Ja. Die Nebennieren sollten uns normalerweise resistent gegen Umwelteinflüsse machen (Stress = jede Ursache, die dazu führt, dass das innere Milieu im Menschen verändert wird). Schwächeln die Nebennieren, werden wir wetterfühlig, geräusch- und lichtempfindlich, anfällig für Infekte und unsere Körperfunktionen können sich nicht gut regulieren (z.B. Blutzucker). 

Kann eine Nebennierenschwäche Depressionen und Angststörungen verursachen?

Nein, sie kann sie aber fühlbar machen. Stresshormone drücken diese Gefühle normalerweise weg. Reduzieren sich Stresshormone, dann fühlt man das, was wirklich da ist. 

WIe lange dauert es, bis es den Nebennieren wieder besser geht?

Das kommt auf den Grad der Nebennierenschwäche an und darauf, wie viele Veränderungen man in sein Leben bringt, die die Nebennieren entlasten. Gönnt man sich „nur“ Urlaub und Ruhe, können das unter Umständen Jahre sein bzw. man kommt aus dem Loch nicht mehr raus. Erschöpfte Nebennieren sind immer ein Zeichen einer mangelhaften Energiebilanz. Während Entlastungsmaßnahmen enorm wichtig sind, muss bei fortgeschrittener Nebennierenschwäche immer auch noch an der Energieproduktion des Körpers gearbeitet werden. Somit besteht die sinnvolle Therapie einer fortgeschrittenen Nebennierenerschöpfung aus einer Kombination aus mehreren Maßnahmen, für die die Nebennierenkur eine hervorragende Grundlage bietet. 

Verbesserungen einer leichten Nebennierenschwäche kann man unter Umständen bereits nach ca. 12 Wochen deutlich fühlen. 

Starker Drehschwindel durch eine Nebennierenschwäche?

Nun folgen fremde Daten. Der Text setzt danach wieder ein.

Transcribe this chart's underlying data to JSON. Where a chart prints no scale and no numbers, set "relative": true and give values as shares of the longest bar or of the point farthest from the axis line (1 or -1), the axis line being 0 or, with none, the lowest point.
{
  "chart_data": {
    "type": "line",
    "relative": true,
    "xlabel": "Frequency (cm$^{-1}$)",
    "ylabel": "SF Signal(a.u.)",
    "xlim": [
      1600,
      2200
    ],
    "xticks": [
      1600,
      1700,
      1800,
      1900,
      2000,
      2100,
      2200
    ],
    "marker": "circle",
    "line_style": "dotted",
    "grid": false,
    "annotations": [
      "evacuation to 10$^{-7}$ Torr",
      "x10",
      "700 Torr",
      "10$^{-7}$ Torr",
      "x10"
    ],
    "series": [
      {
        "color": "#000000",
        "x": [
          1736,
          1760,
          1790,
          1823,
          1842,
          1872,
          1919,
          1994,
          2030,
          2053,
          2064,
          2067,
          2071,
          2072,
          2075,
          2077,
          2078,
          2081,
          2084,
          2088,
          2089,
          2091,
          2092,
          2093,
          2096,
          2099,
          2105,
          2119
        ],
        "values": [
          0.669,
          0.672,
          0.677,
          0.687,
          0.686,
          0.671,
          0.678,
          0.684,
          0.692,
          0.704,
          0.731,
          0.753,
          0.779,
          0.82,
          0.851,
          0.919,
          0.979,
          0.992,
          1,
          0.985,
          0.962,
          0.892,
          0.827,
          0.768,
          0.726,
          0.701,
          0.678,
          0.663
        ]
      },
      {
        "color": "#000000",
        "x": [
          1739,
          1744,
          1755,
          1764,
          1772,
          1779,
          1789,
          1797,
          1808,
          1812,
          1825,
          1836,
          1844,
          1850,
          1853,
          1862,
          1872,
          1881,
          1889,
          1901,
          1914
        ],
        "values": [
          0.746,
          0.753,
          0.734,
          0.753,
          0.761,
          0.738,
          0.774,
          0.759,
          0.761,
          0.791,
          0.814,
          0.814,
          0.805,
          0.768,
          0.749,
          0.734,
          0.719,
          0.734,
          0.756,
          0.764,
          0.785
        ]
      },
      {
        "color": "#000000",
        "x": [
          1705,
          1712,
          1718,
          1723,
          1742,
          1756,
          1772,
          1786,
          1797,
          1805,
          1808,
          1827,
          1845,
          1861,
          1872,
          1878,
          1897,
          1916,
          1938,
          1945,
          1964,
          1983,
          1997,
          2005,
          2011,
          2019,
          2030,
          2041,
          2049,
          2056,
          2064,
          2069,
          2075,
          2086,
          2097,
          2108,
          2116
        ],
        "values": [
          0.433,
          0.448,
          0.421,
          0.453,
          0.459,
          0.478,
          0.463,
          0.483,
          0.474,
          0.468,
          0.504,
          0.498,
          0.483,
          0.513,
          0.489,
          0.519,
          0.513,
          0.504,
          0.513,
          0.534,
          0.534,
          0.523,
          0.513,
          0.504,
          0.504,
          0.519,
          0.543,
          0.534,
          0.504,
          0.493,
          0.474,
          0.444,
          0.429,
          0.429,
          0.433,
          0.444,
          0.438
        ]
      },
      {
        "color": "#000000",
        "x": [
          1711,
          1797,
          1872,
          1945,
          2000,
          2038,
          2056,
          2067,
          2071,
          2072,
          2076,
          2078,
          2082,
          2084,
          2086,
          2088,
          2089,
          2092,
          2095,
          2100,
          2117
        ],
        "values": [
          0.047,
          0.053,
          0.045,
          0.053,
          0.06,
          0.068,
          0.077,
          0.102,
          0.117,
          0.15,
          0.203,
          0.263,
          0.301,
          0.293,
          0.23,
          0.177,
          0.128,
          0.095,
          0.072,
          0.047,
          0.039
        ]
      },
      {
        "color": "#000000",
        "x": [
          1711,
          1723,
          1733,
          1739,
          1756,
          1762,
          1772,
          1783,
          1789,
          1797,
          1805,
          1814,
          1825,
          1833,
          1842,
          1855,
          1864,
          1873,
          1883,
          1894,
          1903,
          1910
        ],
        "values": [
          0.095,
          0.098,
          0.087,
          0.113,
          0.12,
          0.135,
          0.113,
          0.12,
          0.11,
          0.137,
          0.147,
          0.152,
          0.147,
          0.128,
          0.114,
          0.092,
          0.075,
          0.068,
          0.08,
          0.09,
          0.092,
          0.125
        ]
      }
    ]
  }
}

Die Nebennierenschwäche trägt sicher dazu bei. Doch bei sehr starkem Drehschwindel sollten dringend auch neurologische Ursachen usw. ausgeschlossen werden. Es könnte auch ein Thema der frühkindlichen Reflexe sein. 

Eine Nebennierenschwäche kann im Prinzip jedes Symptom verstärken bzw. auslösen. Das heißt nicht, dass die Ursache des Symptoms immer in den Nebennieren liegt. Doch schwache Nebennieren sorgen dafür, dass das, was vorher schlecht war, noch schlechter wird. Oft wird man so erst auf Problempunkte aufmerksam, die man vorher gar nicht wahrgenommen oder aber ignoriert hat. Aus unserer Sicht beginnt jede Therapie, insbesondere in Bezug auf das Hormonsystem, immer mit einer Stärkung der Nebennieren.